Want to know the single most positive thing adults can do to improve their teeth? If they smoke, the answer is easy and unequivocal: Quit smoking. Today. It’s without a doubt the best thing you can do for your dental health and the beauty of your smile.
You obviously know about smoking’s links to lung cancer and heart disease. This has been commonly known science for some time now. But did you know that smoking can also cause dental disease, including excessive tooth decay and gum disease? In fact, the heat from smoking causes damage to your gums and throat, triggering your gums to develop a protective coating on the older tissue. This protective coating masks the pain you’d otherwise feel. The ironic thing is that people who quit smoking begin to feel this pain for the first time. The damage has always been there — only now you can feel it, front and center.
How Smoking Hurts Teeth
Smoking weakens your immune system — this in turn makes it harder for your body to fight infections, including tooth decay. In smokers, bacteria tend to fester and the risk for gum disease is significantly higher.
When you smoke, you have more bacteria festering in your mouth. This in turn causes gum inflammation. If left untreated, this can lead to gingivitis and periodontal disease. If these diseases wreck enough havoc, you could face tooth loss and tooth crown pain.
“Our study shows that people should stop smoking now if they want to increase their chances of keeping their teeth into old age,” says researcher Philip Preshaw, a clinical lecturer in periodontology at Newcastle University’s School of Dental Sciences in England, in a news release. “Dentists have known for some time that smokers have worse oral and gum health than nonsmokers, but for the first time we have shown that quitting smoking together with routine gum treatment results in healthier gums.”

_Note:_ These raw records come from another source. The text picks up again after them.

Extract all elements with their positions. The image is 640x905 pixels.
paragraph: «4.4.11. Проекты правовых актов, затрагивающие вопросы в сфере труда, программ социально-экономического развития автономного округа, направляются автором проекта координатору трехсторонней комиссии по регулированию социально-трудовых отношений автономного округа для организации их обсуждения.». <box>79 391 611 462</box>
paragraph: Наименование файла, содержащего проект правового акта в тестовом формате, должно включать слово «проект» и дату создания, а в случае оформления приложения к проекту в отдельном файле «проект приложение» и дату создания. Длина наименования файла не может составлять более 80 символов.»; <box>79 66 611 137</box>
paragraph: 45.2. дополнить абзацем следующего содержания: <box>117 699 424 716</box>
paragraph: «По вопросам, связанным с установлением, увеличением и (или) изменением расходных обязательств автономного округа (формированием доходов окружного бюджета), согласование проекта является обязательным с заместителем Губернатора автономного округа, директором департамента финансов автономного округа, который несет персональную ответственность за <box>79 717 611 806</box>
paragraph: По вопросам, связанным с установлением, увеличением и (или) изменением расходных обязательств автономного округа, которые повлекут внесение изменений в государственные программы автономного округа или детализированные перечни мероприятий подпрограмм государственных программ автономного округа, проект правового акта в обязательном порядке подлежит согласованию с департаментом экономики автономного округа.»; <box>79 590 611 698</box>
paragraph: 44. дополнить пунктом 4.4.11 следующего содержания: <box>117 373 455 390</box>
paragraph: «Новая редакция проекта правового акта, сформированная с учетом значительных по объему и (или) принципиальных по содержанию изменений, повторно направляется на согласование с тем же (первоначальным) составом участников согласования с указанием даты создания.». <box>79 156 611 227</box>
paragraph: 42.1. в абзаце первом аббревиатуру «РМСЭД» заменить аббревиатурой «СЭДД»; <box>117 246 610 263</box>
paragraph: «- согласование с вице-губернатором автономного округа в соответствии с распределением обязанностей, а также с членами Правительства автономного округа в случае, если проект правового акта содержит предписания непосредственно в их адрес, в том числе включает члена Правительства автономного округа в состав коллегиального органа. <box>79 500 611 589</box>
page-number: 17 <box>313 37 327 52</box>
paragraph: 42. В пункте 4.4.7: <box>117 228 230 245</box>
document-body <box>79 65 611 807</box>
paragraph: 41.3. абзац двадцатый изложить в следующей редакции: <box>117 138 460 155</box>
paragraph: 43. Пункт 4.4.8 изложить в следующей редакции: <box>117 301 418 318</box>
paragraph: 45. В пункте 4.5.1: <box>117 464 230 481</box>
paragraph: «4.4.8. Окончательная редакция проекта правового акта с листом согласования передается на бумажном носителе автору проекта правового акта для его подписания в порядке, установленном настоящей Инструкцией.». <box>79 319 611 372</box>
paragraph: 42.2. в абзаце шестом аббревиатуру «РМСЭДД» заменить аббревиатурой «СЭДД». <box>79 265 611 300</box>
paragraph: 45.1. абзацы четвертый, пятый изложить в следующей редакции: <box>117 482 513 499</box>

Smoking also leads to tooth discoloration, tooth decay, and oral infections. In fact, smoking makes it significantly more difficult to heal from oral surgery.
Thinking about teeth whitening to remove stains on your teeth from smoking? Unless you plan on quitting smoking for good, such cosmetic dentistry procedures are pointless in the long run — the stains will only come back again.
Symptoms Smoking May Be Affecting Your Teeth
The signs of damage from smoking are obvious. As dentists, we can always spot a smoker from the minute we look in their mouth. These symptoms can range from mild to severe — even seemingly subtle oral health problems can be the result of smoking. You may experience anything from tooth sensitivity to tooth crown pain to swollen and even bleeding gums.
Keep in mind that many smokers don’t experience bleeding gums due to poor blood circulation caused by smoking. It’s when they quit that they notice their gums start to bleed. Trust your dentist on this — bleeding gums are no reason to stop quitting. This is actually a sign your body is regaining its ability to heal. If you experience bleeding, your dentist can help with gum treatments.
The Benefits of Quitting Smoking
The good news is that quitting smoking greatly reduces your risk of tooth loss, gum disease, and tooth decay. You’ll reduce the wear and tear on your enamel — and you’ll no longer be providing the perfect environment for the bacteria that causes tooth decay, plaque, and gum disease.
The stench of smoke resides in the mouth and throat, causing bad breath. It also dries out your mouth, which creates the perfect environment for odor causing bacteria to flourish. When you quit smoking, your breath will improve. You reduce these bacteria, which can lead to better smelling breath.
It’s no secret that smoking stains the teeth. (Concerns of this may be what led you to this dentistry article in the first place.) Nicotine turns yellowish in color when it comes into contact with oxygen, staining the teeth. Tar also creates a black and brownish discoloration on your teeth. This is eliminated when you quit smoking. If you do have severely stained teeth and quit smoking, we can also do a teeth whitening to restore the color of your teeth.
Quitting also saves your taste buds. The chemicals in smoke actively flatten your taste buds, causing you to lose your sense of taste, or at least dampen it. Unfortunately, these taste buds don’t return. But the sooner you quit, the more taste buds you’ll have left.